As the campaign got underway, the candidate asked me to serve as his campaign treasurer.  I also slipped into a role as a campaign strategist, helping to craft positions, editing materials written by the candidate and others, and contributing some of my own words.

 But it wasn’t the time I spent on the dollars of campaign finance or the words of campaign rhetoric that broke the camel’s back.  It was the challenge of keeping the voices straight.

I’ve known the candidate for more than a decade.  In that time, we’ve had many opportunities to converse about land use theories.  I’ve educated him and he’s educated me to the point where our beliefs are largely aligned.  But they’re not completely aligned.  We differ on some points of emphasis, on some social issues, and on our perceptions of the positions taken by others in the community.  We’re fine allies, but we’re not the same person.

And that near, but not complete, alignment creates a challenge, especially with the written word.  It was important that I get the candidate’s voice right when I when I was working on his campaign.  It was equally important to find my own voice when I returned to this soapbox.  And I found it increasingly difficult to find both voices with their subtle differences and to keep them distinct.

If this blog had been about something completely divorced from local politics and land-use theory, perhaps the reduced role of the screwball in baseball or the myriad uses of earthworm castings, I could probably have continued with the blog.  But that wasn’t my reality and the challenge of keeping two nearly-aligned voices well-defined became more than I could accommodate in my schedule.  So I took a hiatus.

But the campaign is now over.  I’ve taken another month to catch my breath and to rediscover my own voice.  And I’m ready to resume this blog.

But things will be different than they were before.  Even with the campaign complete, my plate of civic involvement remains well-filled.  My goal will remain three posts per week, but Monday, Wednesday, and Friday will now only guidelines.  I’ll still count Tuesday, Saturday, and Sunday as a win.  (Indeed, this post is two days later than I hoped.)  And I’ll try, once again, to write some posts with fewer words, a promise I’ve often made to myself only to fail equally often.

Before I close, I suspect there is one other question about which many are wondering.  Did the candidate win?  To my chagrin, no, he didn’t.  We mounted a solid effort, raised more funds than any other candidate, made many new friends and supporters, and ran a campaign of respect and quiet good sense.  But we ultimately failed to overcome the power of incumbency and the status quo, falling short by about two percent.

Despite the failure, lessons were learned, many of which will be shared here in the coming weeks and months, and enthusiasm was created for a long-term commitment.  Planning for the 2018 election has already begun.  The same candidate may or may not run, but the group we founded will put at least one candidate into the field.  And next time, we won’t lose.

So, I’m back to blogging.  I’ve missed chatting with you, apologize for my absence, and look forward to rebuilding our connection.

When I next write, it will be about the recent tragic fire in Oakland.

As always, your questions or comments will be appreciated.  Please comment below or email me.  And thanks for reading. - Dave Alden (


  1. Thanks for your words and enthusiasm.
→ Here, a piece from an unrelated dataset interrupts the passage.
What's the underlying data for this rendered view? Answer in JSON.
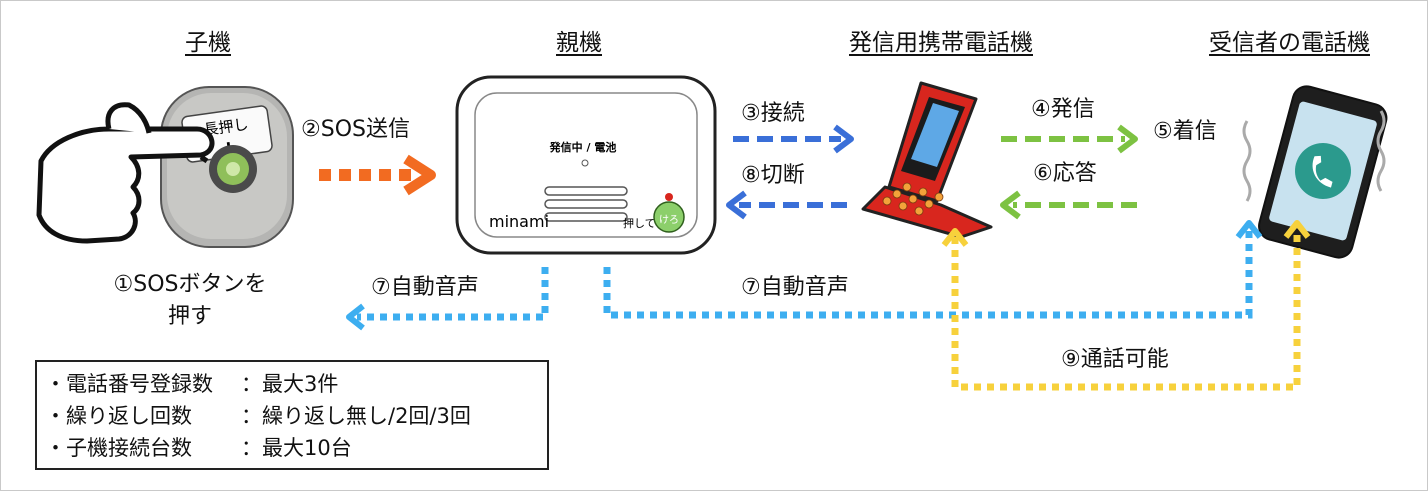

I am fairly new to your blog-o-sphere and your view gives me hope for a better place for us all to share.

    I have been wondering just recently who pulls the strings we all dance to in the larger picture. I don't want to beleive that a man like Barak Obama would participate in or condone by silence some of the atrocities that go on under his watch without a huge conflict of conscience.

    It makes me feel somewhat less empowered when our efforts to bring someone like Bill to the council only to be beaten by a thin margin. Seeing the futility of one's vote in the national election pushes the message of disenfranchisement. I will buck up in the end and your message helps to give me hope.

    Thanks for sharing your vision.

    Michael Yares

  2. Every post is a win. Every step is a win. Even a lost election can be a win.